Find Waldo and His Friends Using Computer Vision
https://huggingface.co/spaces/JaredBailey/WheresWaldo
streamlit run streamlit/app.pyWhere's Waldo is an illustrated children's book containing a challenge: Can the reader find Waldo and his friends in a series of very complex illustrations?
The challenge is difficult because of the large size of the illustrations, the small size of the desired characters, and frequent obstructions in front of the desired characters. As seen in the image above, Waldo's friends have many similarities, adding to the challenge.
Many people have attempted to find Waldo in the past, but not his friends. As well, past attempts focused on using high resolution images in near perfect lighting conditions with perfectly flat book pages. There are several common datasets used frequently amongst these projects. There is also a project using a robot with imperfect lighting to point to Waldo with a rubber hand. This robot makes use of high resolution photography. These models make us of everything from simple CNNs, to complex inception and Google AutoML architechtures.
Links to a few of these projects:
- https://medium.com/@reece.riherd_73510/can-a-computer-answer-wheres-waldo-using-machine-learning-to-find-waldo-362ee674fb3f
- https://medium.com/analytics-vidhya/finding-waldo-using-a-simple-convolutional-neural-network-1604cb4d2e55
- https://github.com/arrufat/wallyfinder
- https://www.businessinsider.com/wheres-waldo-robot-ai-machine-learning-2019-2#check-out-theres-waldo-in-action-below-9
This project set out to have the user find Waldo using a cell phone camera. This made the problem increasingly difficult as it the model learned from a real-life setting with curved pages and imperfect lighting conditions.
The data was gathered using an iPhone X from 2017. The images are of single pages of the book, as capturing 2 pages at one time was too low a resolution for the model to handle.
The images were tiled to allow for input to the model without reducing the image size (to 640x640 pixels) and thereby losing valuable pixels and information. The tiles were given overlaps of 40 pixels to help reduce the chance that a character on an image edge would be split across multiple tiles and missed by the model.
Images were then augmented to allow for rotation at 90, 180, and 270 degrees. This simulated a phone not always taking a photo at the desired rotation when used from above and pointing down at the book.

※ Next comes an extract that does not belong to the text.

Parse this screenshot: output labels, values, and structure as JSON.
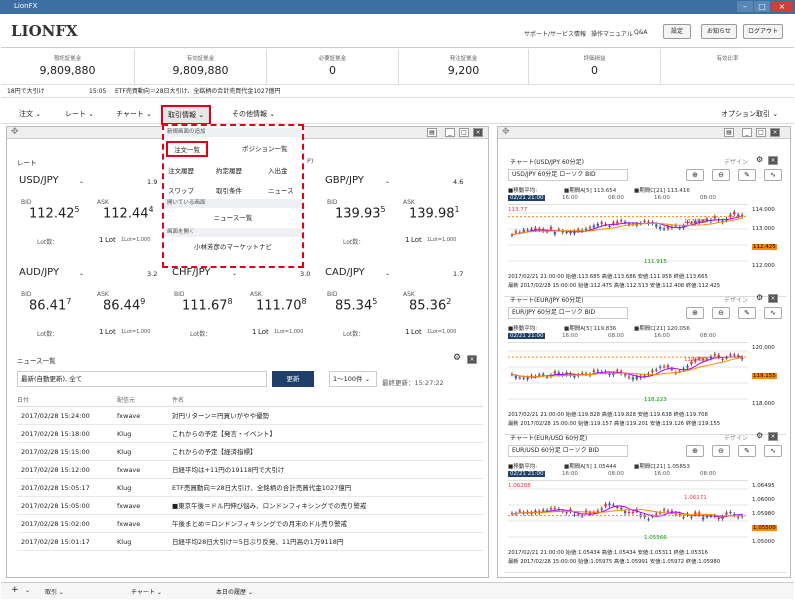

As well, images were given contrast to simulate different lighting conditions.
The data is too large to store in this repo, even in a zip file format. The data has been stored in a Box folder, and access can be granted as requested.
Modeling was perform with Google Colab and the use of a Google TPU. 2 notebooks are provided in the notebooks folder showcasing the work (One searching for character heads and one for character heads + bodies). The final model chosen was the head model as it performed better. Despite the additional pixel size of the bounding boxes for the head + body model, the frequent body obstructions in the illustrations created difficulty for the head + body model to learn the character patterns.
The setup.py file allows for users to process the data, train the model, perform inference on the test data, and save out the results. Several helper scripts are provided in the scripts folder.
- tiling.py - for splitting the raw images into their individual tiles of 640x640 pixels with overlaps of 40 pixels between tiles
- data_augmentation.py - for rotating images (since phone cameras sometimes rotate images in surprising ways to the user) and increasing the image contrast (50% brighter and 50% darker) to simulate different lighting conditions
- model_training.py - for training the model using ultralytics, as well as performing inference on the validation and test data, saving the test images with predicted bounding boxes, gathering evaluation metrics, and saving the best model
The setup.py file can be run from the command line.
python setup.pyAs foundation models were not trained on the characters of Waldo and his friends, the models do not have a way of identifying them. This results in a Naive YOLOv8 model that produces no predictions.
Non-deep learning approaches are not viable for this problem. This is due to several reasons.
- Classical models such as tree based and GLMs predict a single number. They do not predict 4 points to make a bounding box, classification, and confidence score all at once as a deep learning model can.
- In non-deep learning approaches images must be flattened in order to form a feature table. As these characters are quite small and move from illustration to illustration, the predictive columns are therefore different from illustration to illustration. This makes learning impossible as no feature is consistently predictive across illustrations.
- The data size is wildly large to be handled by a classical model (640x640 pixels over 3 channels for 2,300+ images). The use of convolutional layers in deep learning makes training possible with today's computing resources.